2.2.1. E’ palese, dunque, che, alla stregua di tali affermazioni, qui integralmente condivise, l’avvenuto riferimento al triennio 2014-2016, operato dalla corte napoletana quanto alla valutazione dei requisiti di non fallibilità della “(OMISSIS) s.a.s. di R.P. & C”, si rivela assolutamente corretto (posto che il ricorso di fallimento nei confronti di detta società era stato depositato nell’aprile 2017), e che la diversa soluzione interpretativa dell’art. 1 L. Fall., comma 2, lett. b), oggi proposta dal ricorrente non può essere meritevole di accoglimento.

2.3. A tanto deve soltanto aggiungersi che l’estrema chiarezza della disposizione da ultimo richiamata (“Non sono soggetti alle disposizioni sul fallimento e sul concordato preventivo gli imprenditori di cui al comma 1, i quali dimostrino il possesso congiunto dei seguenti requisiti… b) aver realizzato, in qualunque modo risulti, nei tre esercizi antecedenti la data di deposito dell’istanza di fallimento o dall’inizio dell’attività se di durata inferiore, ricavi lordi per un ammontare complessivo annuo non superiore ad Euro duecentomila…”), certamente preclude al giudice adito, al fine dell’accertamento del requisito in esame (nella specie pacificamente risultato essere pari, per il 2014, ad Euro 201.624,71), l’esercizio di qualsivoglia potere discrezionale quanto alla rilevanza, o meno, di eventuali sforamenti, seppure minimi, dell’importo sancito dalla richiamata norma, e ciò per intuibili esigenze di certezza del diritto.

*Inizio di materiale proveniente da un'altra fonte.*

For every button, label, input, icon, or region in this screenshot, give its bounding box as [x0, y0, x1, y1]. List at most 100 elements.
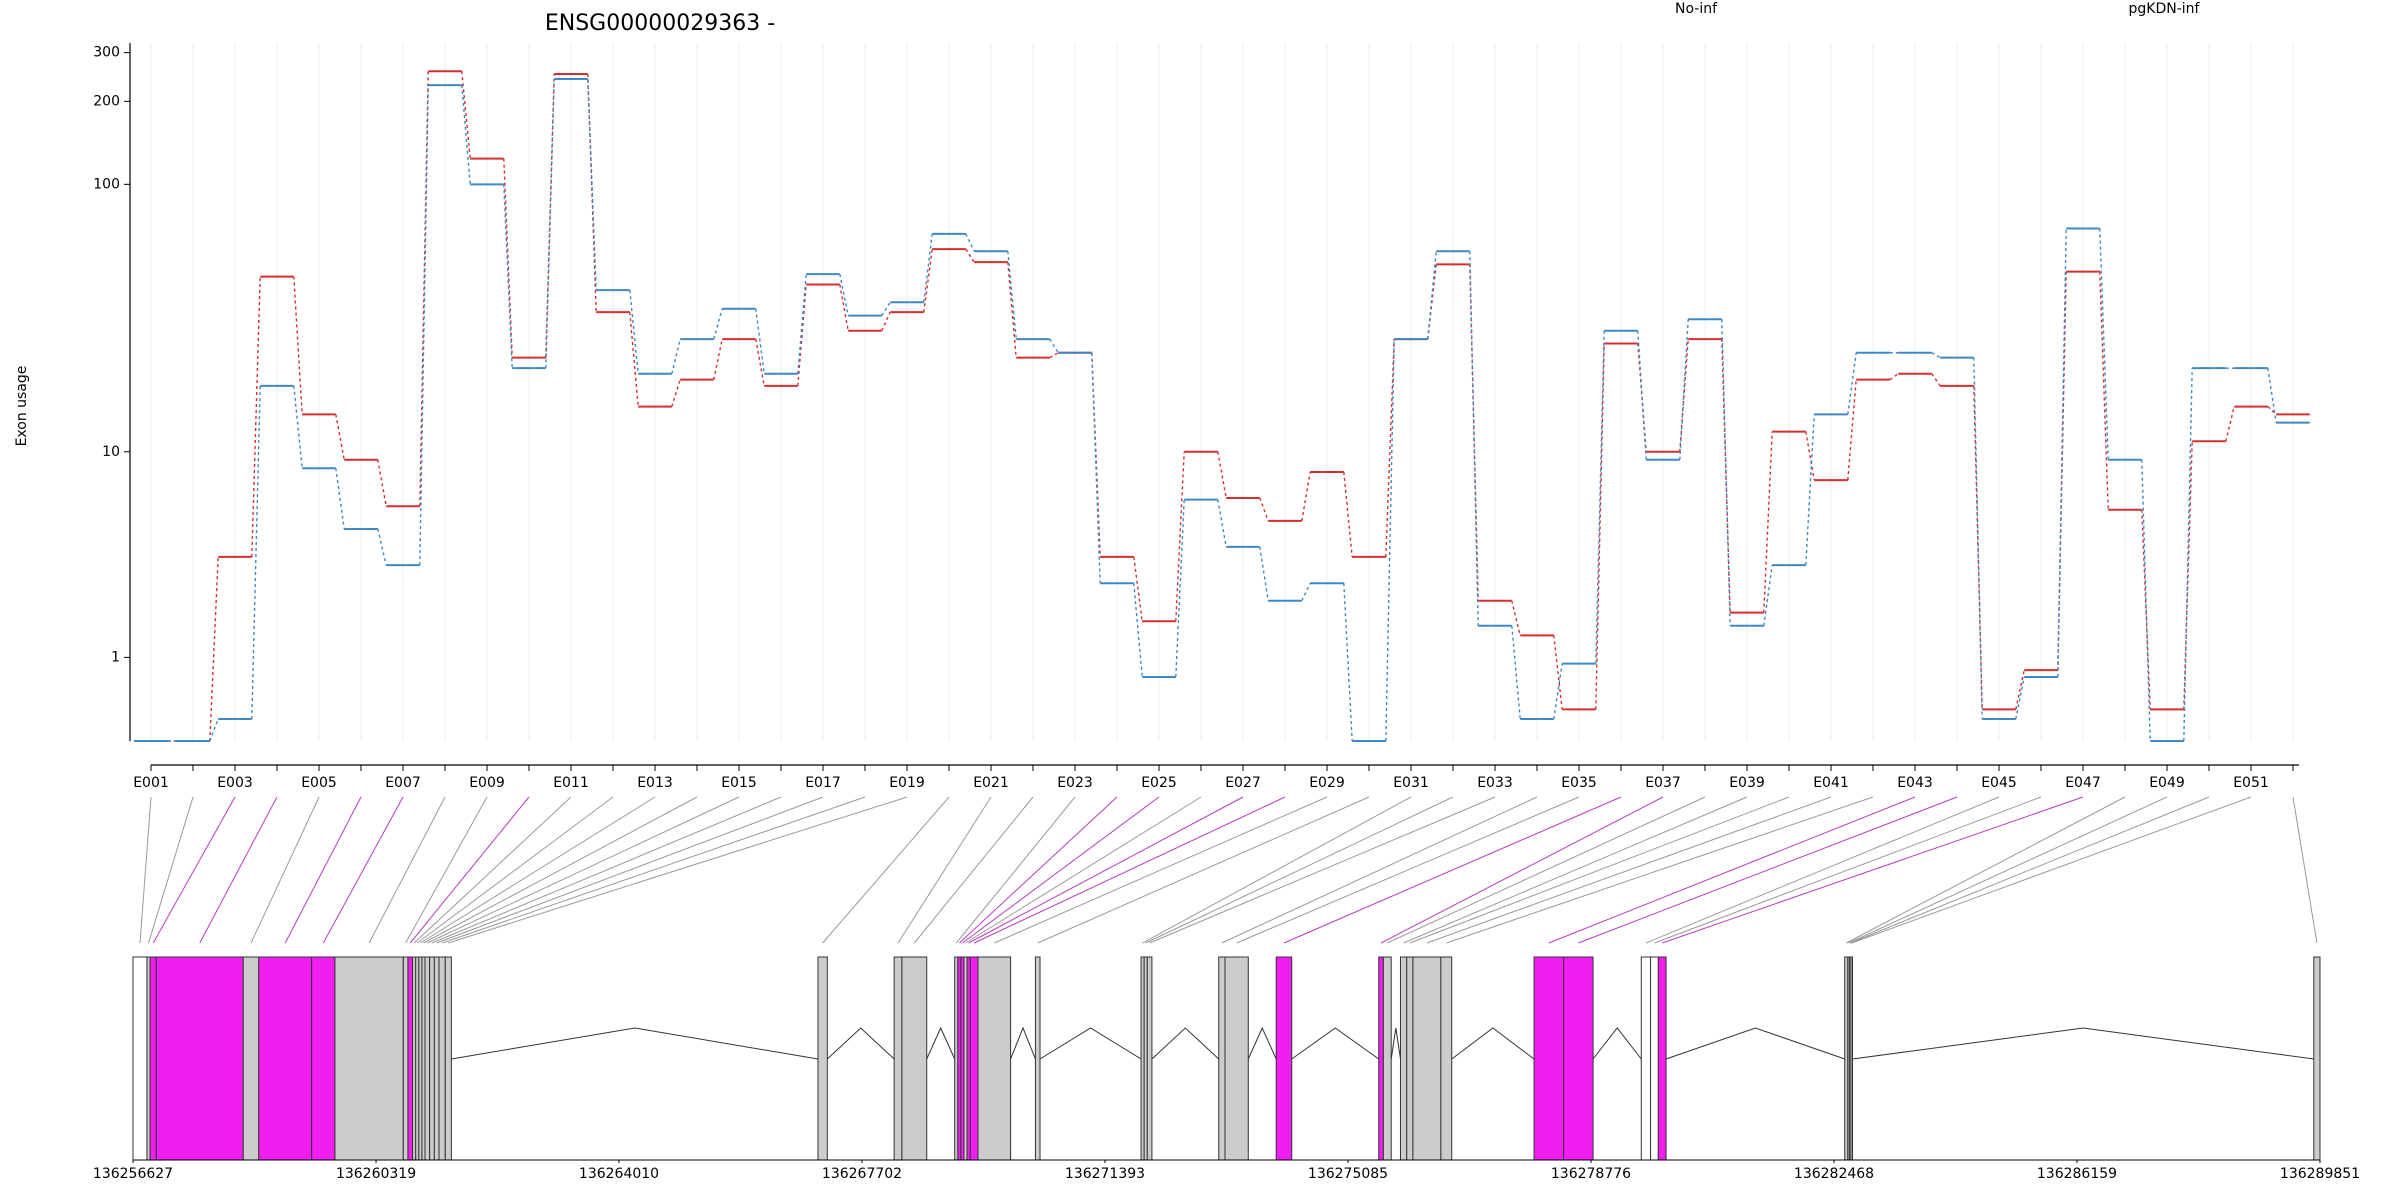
step-connector [1343, 583, 1353, 742]
x-tick-label: E001 [133, 775, 169, 791]
exon [1657, 956, 1667, 1161]
step-connector [1133, 556, 1143, 622]
exon [1382, 956, 1392, 1161]
exon-connector [1221, 796, 1538, 944]
exon [1563, 956, 1594, 1161]
step-connector [2225, 406, 2235, 442]
x-tick-label: E029 [1309, 775, 1345, 791]
x-tick-label: E017 [805, 775, 841, 791]
exon [407, 956, 414, 1161]
step-connector [713, 308, 723, 340]
exon-connector [1283, 796, 1622, 944]
exon-connector [2292, 796, 2318, 944]
step-connector [1973, 357, 1983, 720]
exon-connector [423, 796, 698, 944]
x-tick-label: E025 [1141, 775, 1177, 791]
exon-connector [994, 796, 1328, 944]
y-tick-label: 300 [93, 45, 120, 61]
exon-connector [1846, 796, 2126, 944]
step-connector [335, 414, 345, 460]
step-connector [545, 78, 555, 369]
x-tick-label: E015 [721, 775, 757, 791]
step-connector [461, 71, 471, 159]
x-tick-label: E045 [1981, 775, 2017, 791]
exon [1412, 956, 1442, 1161]
step-connector [377, 459, 387, 507]
step-connector [293, 385, 303, 469]
exon-connector [427, 796, 740, 944]
step-connector [755, 338, 765, 386]
exon-connector [968, 796, 1244, 944]
exon-connector [1654, 796, 2042, 944]
exon [258, 956, 313, 1161]
step-connector [1637, 330, 1647, 460]
step-connector [1763, 564, 1773, 626]
x-tick-label: E051 [2233, 775, 2269, 791]
exon-connector [1578, 796, 1958, 944]
intron [826, 1027, 895, 1060]
step-connector [209, 718, 219, 742]
exon-connector [962, 796, 1160, 944]
x-tick-label: E007 [385, 775, 421, 791]
x-tick-label: E033 [1477, 775, 1513, 791]
step-connector [1511, 600, 1521, 636]
step-connector [755, 308, 765, 374]
exon-connector [152, 796, 236, 944]
exon-connector [139, 796, 152, 944]
exon-connector [250, 796, 320, 944]
y-tick-label: 10 [102, 444, 120, 460]
step-connector [1091, 352, 1101, 584]
exon [2313, 956, 2321, 1161]
step-connector [923, 249, 933, 313]
x-tick-label: E041 [1813, 775, 1849, 791]
exon-connector [1662, 796, 2084, 944]
step-connector [965, 248, 975, 263]
exon [132, 956, 148, 1161]
step-connector [1763, 431, 1773, 613]
exon [1406, 956, 1414, 1161]
exon-connector [448, 796, 908, 944]
exon [438, 956, 446, 1161]
step-connector [1427, 251, 1437, 340]
step-connector [923, 233, 933, 303]
exon-connector [416, 796, 614, 944]
exon-connector [284, 796, 362, 944]
step-connector [1049, 352, 1059, 359]
exon-connector [955, 796, 1076, 944]
exon-connector [959, 796, 1118, 944]
exon [1850, 956, 1854, 1161]
exon-connector [413, 796, 572, 944]
step-connector [461, 85, 471, 185]
legend-label: pgKDN-inf [2129, 1, 2201, 17]
exon [1440, 956, 1453, 1161]
exon-connector [441, 796, 866, 944]
exon-connector [322, 796, 404, 944]
genome-tick-label: 136256627 [93, 1166, 173, 1182]
step-connector [1007, 262, 1017, 358]
exon-connector [431, 796, 782, 944]
step-connector [503, 184, 513, 369]
step-connector [335, 468, 345, 530]
step-connector [1049, 338, 1059, 354]
exon [901, 956, 928, 1161]
step-connector [2015, 669, 2025, 710]
x-tick-label: E027 [1225, 775, 1261, 791]
exon [1640, 956, 1652, 1161]
step-connector [1889, 373, 1899, 381]
exon [311, 956, 336, 1161]
exon [402, 956, 409, 1161]
step-connector [797, 274, 807, 374]
exon-connector [1142, 796, 1412, 944]
step-connector [1931, 352, 1941, 359]
x-tick-label: E011 [553, 775, 589, 791]
exon-connector [897, 796, 992, 944]
exon-connector [1387, 796, 1706, 944]
exon-connector [913, 796, 1034, 944]
step-connector [713, 338, 723, 380]
intron [926, 1026, 956, 1060]
step-connector [293, 276, 303, 415]
exon [429, 956, 435, 1161]
exon [1533, 956, 1565, 1161]
y-axis-label: Exon usage [14, 366, 30, 447]
exon-connector [405, 796, 488, 944]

3. Il ricorso va, dunque, respinto, senza necessità di pronuncia sulle spese di questo giudizio di legittimità, essendo tutte le controparti rimaste solo intimate, e dandosi atto, altresì, – in assenza di ogni discrezionalità al riguardo (cfr. Cass. n. 5955 del 2014; Cass., S.U., n. 24245 del 2015; Cass., S.U., n. 15279 del 2017) e giusta quanto recentemente precisato da Cass., SU, n. 4315 del 2020 – che, stante il tenore della pronuncia adottata, “sussistono, ai sensi del D.P.R. n. 113 del 2002, art. 13, comma 1 – quater, i presupposti processuali per il versamento, da parte del ricorrente, di un ulteriore importo a titolo di contributo unificato, pari a quello previsto per il ricorso a norma dello stesso art. 13, comma 1-bis, se dovuto”, mentre “spetterà all’amministrazione giudiziaria verificare la debenza in concreto del contributo, per la inesistenza di cause originarie o sopravvenute di esenzione dal suo pagamento”.

P.Q.M.

La Corte rigetta il ricorso.

Ai sensi del D.P.R. n. 115 del 2002, art. 13, comma 1 quater, inserito dalla L. n. 228 del 2012, art. 1, comma 17, dà atto della sussistenza dei presupposti processuali per il versamento, da parte della società ricorrente, dell’ulteriore importo a titolo di contributo unificato pari a quello previsto per il ricorso, giusta lo stesso art. 13, comma 1-bis, se dovuto.

Così deciso in Roma, nella camera di consiglio della Sesta sezione civile della Corte Suprema di cassazione, il 17 giugno 2020.